Nigéria : plus de 400 otages de Boko Haram libérés dans l’État de Borno

Près de 420 personnes, majoritairement des femmes et des enfants, ont retrouvé la liberté ce week-end après avoir été capturées par le groupe djihadiste Boko Haram plus tôt dans l’année. L’information a été confirmée par un sénateur de la région et un responsable local de la jeunesse.

Les otages avaient été enlevés dans le village de Ngoshe, situé dans l’État de Borno, au nord-est du Nigéria. Cette zone est un bastion historique de l’insurrection menée par Boko Haram depuis 2009.

Samaila Kaigama, président de l’association Borno South Youth Alliance, a annoncé que son organisation était parvenue à obtenir la libération de 416 femmes et enfants détenus à Ngoshe. Les victimes ont été relâchées samedi dernier, a-t-il précisé aux médias.

Le sénateur de l’État de Borno, Mohammed Ali Ndume, a également confirmé cette libération. Pour l’heure, les circonstances exactes de cette opération restent floues. Les autorités nigérianes n’ont pas communiqué officiellement sur le déroulement des faits.

Selon des sources proches du dossier, les captifs vivaient dans des conditions très éprouvantes depuis leur enlèvement dans plusieurs communautés de la région de Ngoshe. Daniel Bwala, porte-parole du président Bola Tinubu, a indiqué sur les réseaux sociaux que deux nourrissons sont morts d’épuisement en raison de la longue captivité et des déplacements difficiles en terrain accidenté.

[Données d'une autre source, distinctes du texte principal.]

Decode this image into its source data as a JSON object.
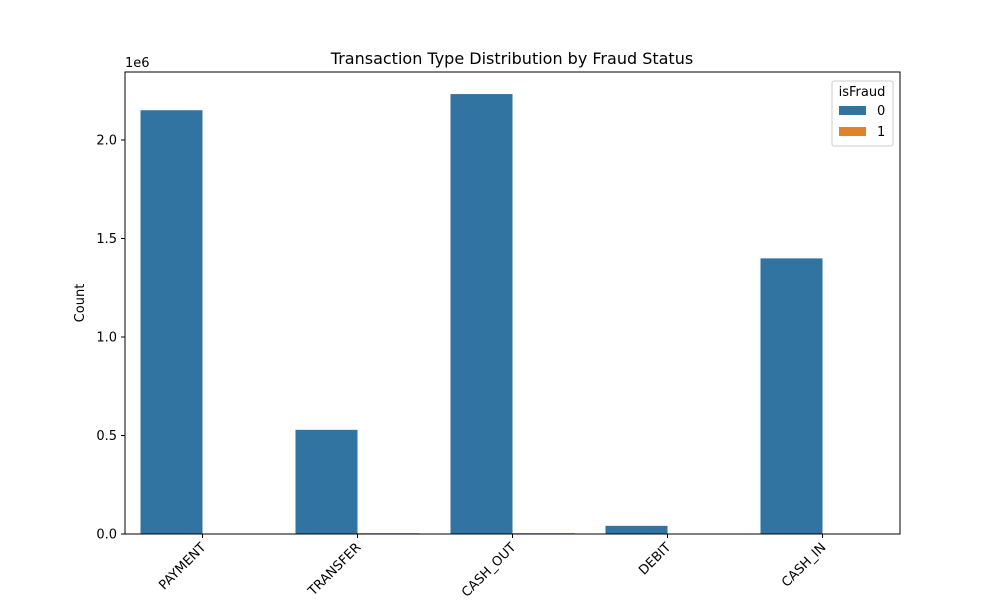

L’armée nigériane a révélé avoir utilisé des opérations psychologiques pour semer la discorde parmi les insurgés avant de lancer une phase d’assaut. Les djihadistes avaient exigé des rançons de plusieurs millions de nairas pour libérer les otages de Ngoshe. Bien que les autorités démentent tout versement, les analystes estiment que le paiement de rançons est une pratique répandue, tant de la part du gouvernement que des familles.

Le phénomène des enlèvements est devenu une véritable industrie au Nigéria. Entre juillet 2024 et juin 2025, les différents groupes armés – djihadistes, bandes criminelles et séparatistes – auraient collecté environ 1,66 million de dollars de rançons, selon un rapport du cabinet de conseil SBM Intelligence basé à Lagos.

Ngoshe, situé à moins de 10 kilomètres de la frontière camerounaise, dans les collines de Gwoza, est régulièrement ciblé par les attaques de Boko Haram. Depuis le début de son insurrection en 2009, le groupe djihadiste a causé des dizaines de milliers de morts et provoqué le déplacement de millions de personnes dans le nord-est du Nigéria.